Daimler, the German car and truck maker, said Thursday that its net profit rose by nearly 50 percent in 2020, as it managed to cut costs more than enough to compensate for a decline in sales and supply chain disruptions caused by the pandemic.
The company, which makes Mercedes-Benz cars, Freightliner trucks and other brands, is among traditional vehicle makers defying predictions that the pandemic would accelerate their decline into irrelevance as the industry shifts to electric vehicles. Daimler shares have tripled since hitting a low point in March 2020, and rose again Thursday.
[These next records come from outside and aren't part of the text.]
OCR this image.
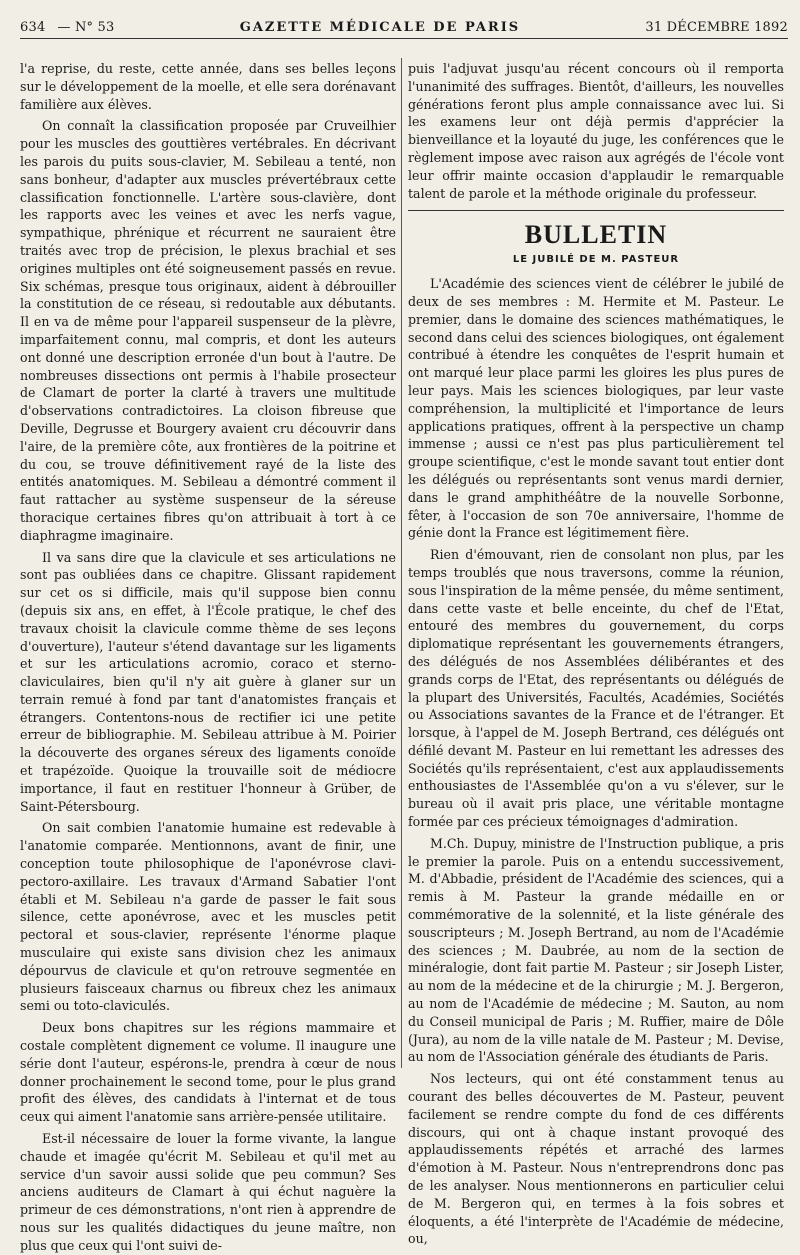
634 — N° 53	GAZETTE MÉDICALE DE PARIS	31 DÉCEMBRE 1892

l'a reprise, du reste, cette année, dans ses belles leçons sur le développement de la moelle, et elle sera dorénavant familière aux élèves.

On connaît la classification proposée par Cruveilhier pour les muscles des gouttières vertébrales. En décrivant les parois du puits sous-clavier, M. Sebileau a tenté, non sans bonheur, d'adapter aux muscles prévertébraux cette classification fonctionnelle. L'artère sous-clavière, dont les rapports avec les veines et avec les nerfs vague, sympathique, phrénique et récurrent ne sauraient être traités avec trop de précision, le plexus brachial et ses origines multiples ont été soigneusement passés en revue. Six schémas, presque tous originaux, aident à débrouiller la constitution de ce réseau, si redoutable aux débutants. Il en va de même pour l'appareil suspenseur de la plèvre, imparfaitement connu, mal compris, et dont les auteurs ont donné une description erronée d'un bout à l'autre. De nombreuses dissections ont permis à l'habile prosecteur de Clamart de porter la clarté à travers une multitude d'observations contradictoires. La cloison fibreuse que Deville, Degrusse et Bourgery avaient cru découvrir dans l'aire, de la première côte, aux frontières de la poitrine et du cou, se trouve définitivement rayé de la liste des entités anatomiques. M. Sebileau a démontré comment il faut rattacher au système suspenseur de la séreuse thoracique certaines fibres qu'on attribuait à tort à ce diaphragme imaginaire.

Il va sans dire que la clavicule et ses articulations ne sont pas oubliées dans ce chapitre. Glissant rapidement sur cet os si difficile, mais qu'il suppose bien connu (depuis six ans, en effet, à l'École pratique, le chef des travaux choisit la clavicule comme thème de ses leçons d'ouverture), l'auteur s'étend davantage sur les ligaments et sur les articulations acromio, coraco et sterno-claviculaires, bien qu'il n'y ait guère à glaner sur un terrain remué à fond par tant d'anatomistes français et étrangers. Contentons-nous de rectifier ici une petite erreur de bibliographie. M. Sebileau attribue à M. Poirier la découverte des organes séreux des ligaments conoïde et trapézoïde. Quoique la trouvaille soit de médiocre importance, il faut en restituer l'honneur à Grüber, de Saint-Pétersbourg.

On sait combien l'anatomie humaine est redevable à l'anatomie comparée. Mentionnons, avant de finir, une conception toute philosophique de l'aponévrose clavi-pectoro-axillaire. Les travaux d'Armand Sabatier l'ont établi et M. Sebileau n'a garde de passer le fait sous silence, cette aponévrose, avec et les muscles petit pectoral et sous-clavier, représente l'énorme plaque musculaire qui existe sans division chez les animaux dépourvus de clavicule et qu'on retrouve segmentée en plusieurs faisceaux charnus ou fibreux chez les animaux semi ou toto-claviculés.

Deux bons chapitres sur les régions mammaire et costale complètent dignement ce volume. Il inaugure une série dont l'auteur, espérons-le, prendra à cœur de nous donner prochainement le second tome, pour le plus grand profit des élèves, des candidats à l'internat et de tous ceux qui aiment l'anatomie sans arrière-pensée utilitaire.

Est-il nécessaire de louer la forme vivante, la langue chaude et imagée qu'écrit M. Sebileau et qu'il met au service d'un savoir aussi solide que peu commun? Ses anciens auditeurs de Clamart à qui échut naguère la primeur de ces démonstrations, n'ont rien à apprendre de nous sur les qualités didactiques du jeune maître, non plus que ceux qui l'ont suivi de-

puis l'adjuvat jusqu'au récent concours où il remporta l'unanimité des suffrages. Bientôt, d'ailleurs, les nouvelles générations feront plus ample connaissance avec lui. Si les examens leur ont déjà permis d'apprécier la bienveillance et la loyauté du juge, les conférences que le règlement impose avec raison aux agrégés de l'école vont leur offrir mainte occasion d'applaudir le remarquable talent de parole et la méthode originale du professeur.

BULLETIN
LE JUBILÉ DE M. PASTEUR

L'Académie des sciences vient de célébrer le jubilé de deux de ses membres : M. Hermite et M. Pasteur. Le premier, dans le domaine des sciences mathématiques, le second dans celui des sciences biologiques, ont également contribué à étendre les conquêtes de l'esprit humain et ont marqué leur place parmi les gloires les plus pures de leur pays. Mais les sciences biologiques, par leur vaste compréhension, la multiplicité et l'importance de leurs applications pratiques, offrent à la perspective un champ immense ; aussi ce n'est pas plus particulièrement tel groupe scientifique, c'est le monde savant tout entier dont les délégués ou représentants sont venus mardi dernier, dans le grand amphithéâtre de la nouvelle Sorbonne, fêter, à l'occasion de son 70e anniversaire, l'homme de génie dont la France est légitimement fière.

Rien d'émouvant, rien de consolant non plus, par les temps troublés que nous traversons, comme la réunion, sous l'inspiration de la même pensée, du même sentiment, dans cette vaste et belle enceinte, du chef de l'Etat, entouré des membres du gouvernement, du corps diplomatique représentant les gouvernements étrangers, des délégués de nos Assemblées délibérantes et des grands corps de l'Etat, des représentants ou délégués de la plupart des Universités, Facultés, Académies, Sociétés ou Associations savantes de la France et de l'étranger. Et lorsque, à l'appel de M. Joseph Bertrand, ces délégués ont défilé devant M. Pasteur en lui remettant les adresses des Sociétés qu'ils représentaient, c'est aux applaudissements enthousiastes de l'Assemblée qu'on a vu s'élever, sur le bureau où il avait pris place, une véritable montagne formée par ces précieux témoignages d'admiration.

M.Ch. Dupuy, ministre de l'Instruction publique, a pris le premier la parole. Puis on a entendu successivement, M. d'Abbadie, président de l'Académie des sciences, qui a remis à M. Pasteur la grande médaille en or commémorative de la solennité, et la liste générale des souscripteurs ; M. Joseph Bertrand, au nom de l'Académie des sciences ; M. Daubrée, au nom de la section de minéralogie, dont fait partie M. Pasteur ; sir Joseph Lister, au nom de la médecine et de la chirurgie ; M. J. Bergeron, au nom de l'Académie de médecine ; M. Sauton, au nom du Conseil municipal de Paris ; M. Ruffier, maire de Dôle (Jura), au nom de la ville natale de M. Pasteur ; M. Devise, au nom de l'Association générale des étudiants de Paris.

Nos lecteurs, qui ont été constamment tenus au courant des belles découvertes de M. Pasteur, peuvent facilement se rendre compte du fond de ces différents discours, qui ont à chaque instant provoqué des applaudissements répétés et arraché des larmes d'émotion à M. Pasteur. Nous n'entreprendrons donc pas de les analyser. Nous mentionnerons en particulier celui de M. Bergeron qui, en termes à la fois sobres et éloquents, a été l'interprète de l'Académie de médecine, ou,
Daimler’s net profit for the year rose almost 50 percent to 4 billon euros, or $4.8 billion, compared with 2019 after sales bounced back toward the end of the year. Almost all of the profit, 3.6 billion euros, was recorded in the fourth quarter.
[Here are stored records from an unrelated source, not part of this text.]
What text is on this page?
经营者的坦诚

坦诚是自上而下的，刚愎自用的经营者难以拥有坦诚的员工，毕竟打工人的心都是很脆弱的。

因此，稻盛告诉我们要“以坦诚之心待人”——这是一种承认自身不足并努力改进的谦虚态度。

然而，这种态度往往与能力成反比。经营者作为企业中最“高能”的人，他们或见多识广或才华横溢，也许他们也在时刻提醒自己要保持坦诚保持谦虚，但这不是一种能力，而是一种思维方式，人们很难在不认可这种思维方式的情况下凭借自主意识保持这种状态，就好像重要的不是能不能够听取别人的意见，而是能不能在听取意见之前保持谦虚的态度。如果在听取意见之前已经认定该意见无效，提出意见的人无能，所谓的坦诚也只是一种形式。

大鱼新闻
For the full year, sales still fell 11 percent compared to 2019, to 154 billion euros. But the company made up the difference and then some by cutting the work force by 7,000 workers or 4 percent of the total, reducing expenditures on research and development and other measures.
Daimler also benefited from the swift recovery of the Chinese economy from the pandemic. China has eclipsed Europe and the United States as the company’s biggest market for Mercedes-Benz cars.
The company said it was optimistic about 2021, forecasting “significant” increases in most major markets during 2021. Daimler warned that shortages of semiconductors, a problem for all carmakers, could be a burden on sales and earnings early in the year.
Ola Källenius, the Daimler chief executive, declined Thursday to set an expiration date for making cars powered by internal combustion engines, as rivals like General Motors or Jaguar Land Rover have done. But he said the company was redirecting resources to emissions-free transportation.
“It’s a tick too early” to make a commitment to stop selling gasoline and diesel vehicles, Mr. Källenius said during a telephone conference with journalists. “But the commitment is there. The journey is going in that direction and we will be ready.”
Daimler said this month that it would split its car and truck divisions into separate companies, a move long favored by investors. Mr. Källenius said Thursday that the amicable divorce, expected to be completed by the end of the year, would allow the two divisions to react more quickly to changes in the industry.
“This is a time when agility in decision making is even more important than it has been in the past,” he said.